Similarly, for women, it has been recommended to include additional conditions and provisions in the report.
The task force has also suggested that women traveling abroad should have additional conditions such as documents proving that they have been living abroad for at least two years, an educational certificate of at least +2 or so passed from a recognized educational institution, English or the language of the destination country.
The report includes four separate points under the heading ‘Additional Issues for Women to Visit on Visit Visas’.
The task force has suggested that for a woman to go abroad on a visit visa, mother, father, mother-in-law, children, husband/wife, siblings or a person who has a relationship with the same family and those traveling with the same relatives should submit proof of relation.
In the report, visa and documents sent by relatives in the destination country for sponsoring the visit and documents proving that their relatives are abroad, at least two years spent in a foreign country, certified person and higher secondary level formal education or technical vocational skills, certification from competent authorities.
It is mentioned that a woman would be permitted to go on a visit visa if she submits her educational documents.

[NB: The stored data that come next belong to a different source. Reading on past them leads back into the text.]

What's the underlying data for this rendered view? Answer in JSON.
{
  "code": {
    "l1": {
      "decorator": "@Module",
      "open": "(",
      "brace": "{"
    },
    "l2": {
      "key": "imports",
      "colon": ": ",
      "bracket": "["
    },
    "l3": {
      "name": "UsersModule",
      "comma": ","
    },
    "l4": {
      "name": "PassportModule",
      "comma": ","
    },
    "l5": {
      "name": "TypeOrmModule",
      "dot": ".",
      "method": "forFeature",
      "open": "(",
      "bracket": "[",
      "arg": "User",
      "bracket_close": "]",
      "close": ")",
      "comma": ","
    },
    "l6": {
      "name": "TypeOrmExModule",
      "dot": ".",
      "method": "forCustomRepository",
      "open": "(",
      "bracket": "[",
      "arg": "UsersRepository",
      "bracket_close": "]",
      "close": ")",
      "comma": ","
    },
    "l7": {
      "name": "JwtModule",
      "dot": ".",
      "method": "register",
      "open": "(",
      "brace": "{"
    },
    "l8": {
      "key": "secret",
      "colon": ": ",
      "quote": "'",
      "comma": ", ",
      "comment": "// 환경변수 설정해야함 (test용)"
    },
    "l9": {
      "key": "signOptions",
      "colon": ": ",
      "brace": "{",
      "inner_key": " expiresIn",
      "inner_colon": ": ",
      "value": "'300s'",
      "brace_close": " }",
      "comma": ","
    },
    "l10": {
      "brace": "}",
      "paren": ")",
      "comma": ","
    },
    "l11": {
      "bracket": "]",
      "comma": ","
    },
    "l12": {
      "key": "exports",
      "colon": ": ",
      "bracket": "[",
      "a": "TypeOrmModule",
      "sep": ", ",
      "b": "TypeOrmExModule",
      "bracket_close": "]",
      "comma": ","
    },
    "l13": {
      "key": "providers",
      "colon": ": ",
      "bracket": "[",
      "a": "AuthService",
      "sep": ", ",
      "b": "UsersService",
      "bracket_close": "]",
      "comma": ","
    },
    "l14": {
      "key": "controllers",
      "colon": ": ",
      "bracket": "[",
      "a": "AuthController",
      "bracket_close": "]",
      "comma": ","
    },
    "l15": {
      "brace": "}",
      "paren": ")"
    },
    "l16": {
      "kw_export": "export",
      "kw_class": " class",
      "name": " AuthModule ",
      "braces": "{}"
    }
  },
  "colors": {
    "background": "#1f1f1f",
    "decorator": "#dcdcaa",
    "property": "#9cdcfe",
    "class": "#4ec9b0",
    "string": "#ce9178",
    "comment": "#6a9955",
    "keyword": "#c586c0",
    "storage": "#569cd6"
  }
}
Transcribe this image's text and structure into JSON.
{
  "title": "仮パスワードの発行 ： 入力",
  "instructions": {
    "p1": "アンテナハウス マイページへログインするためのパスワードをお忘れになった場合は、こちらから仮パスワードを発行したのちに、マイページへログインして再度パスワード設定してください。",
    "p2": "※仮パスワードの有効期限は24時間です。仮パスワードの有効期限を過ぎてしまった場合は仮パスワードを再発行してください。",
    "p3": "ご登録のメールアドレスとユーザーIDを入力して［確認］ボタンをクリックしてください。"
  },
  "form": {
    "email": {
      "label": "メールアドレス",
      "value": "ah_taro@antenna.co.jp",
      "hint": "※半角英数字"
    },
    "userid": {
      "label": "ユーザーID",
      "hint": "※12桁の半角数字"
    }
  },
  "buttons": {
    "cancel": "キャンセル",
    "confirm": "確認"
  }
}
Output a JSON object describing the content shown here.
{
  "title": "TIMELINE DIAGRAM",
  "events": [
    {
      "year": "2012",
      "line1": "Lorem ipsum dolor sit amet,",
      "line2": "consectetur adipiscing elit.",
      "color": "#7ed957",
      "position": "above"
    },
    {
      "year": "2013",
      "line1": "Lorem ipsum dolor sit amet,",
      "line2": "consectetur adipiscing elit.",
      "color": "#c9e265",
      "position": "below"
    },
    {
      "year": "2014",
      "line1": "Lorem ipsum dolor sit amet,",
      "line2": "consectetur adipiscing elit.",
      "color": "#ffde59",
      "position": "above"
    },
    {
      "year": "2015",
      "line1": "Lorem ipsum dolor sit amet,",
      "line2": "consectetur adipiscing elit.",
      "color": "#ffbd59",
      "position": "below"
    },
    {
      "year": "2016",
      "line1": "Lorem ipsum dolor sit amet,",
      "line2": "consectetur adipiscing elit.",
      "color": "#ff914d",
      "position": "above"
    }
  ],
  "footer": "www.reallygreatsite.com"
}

The recommendation of the task force to have additional provisions for women other than the prescribed conditions is contrary to the constitutional right guaranteed by Article 18 of the Constitution of Nepal 2072 BS.
Clause 1 of the article states that “all citizens shall be equal before the law and no one shall be deprived of the equal protection of the law.” Clause 2 states that in the application of the common law, there shall be no discrimination on the grounds of origin, religion, caste, creed, sex, physical condition, disability, health status, marital status, pregnancy, economic status, language, or region or ideological belief or any other such basis.
Article 3 also states that citizens will not be discriminated based on gender.
However, there is more restriction for women traveling abroad on visit visas.
The task force formed under the chairmanship of Home Ministry Joint Secretary Phanindra Mani Pokhrel on January 25 submitted the report to Home Minister Bal Krishna Khad on March 2.
Buddhi Sagar Lamichhane, Joint Secretary, Ministry of Culture, Tourism and Civil Aviation, Shesh Narayan Poudel, Joint Secretary, Ministry of Labor, Employment and Social Security, Harish Chandra Poudel, Joint Secretary, Ministry of Foreign Affairs, Bhim Prasad Dhakal, Senior Superintendent of Police, Prakash Chandra Adhikari, Deputy Secretary, Immigration Department, and Dinbandhu Subedi were in the taskforce.
Similarly, the responsibility of formulating new procedures has been given to the Department of Immigration and the Department of Labor.
Home Joint Secretary Pokharel said that the report will be implemented after this procedure.
In the report, it is suggested to modify and implement the existing criteria and procedures related to visit visas, improve the complexity in the labor approval process and make it as simple, transparent, and fast as possible, and bring the person and organization facilitating the visit visa under the law.
Similarly, it has been suggested in the report to take action as per Section 44 of the Foreign Employment Act 2064 to discourage the foreign employment entrepreneurs who have obtained permission for foreign employment from sending people abroad on visit visas or other means without obtaining a labor permit.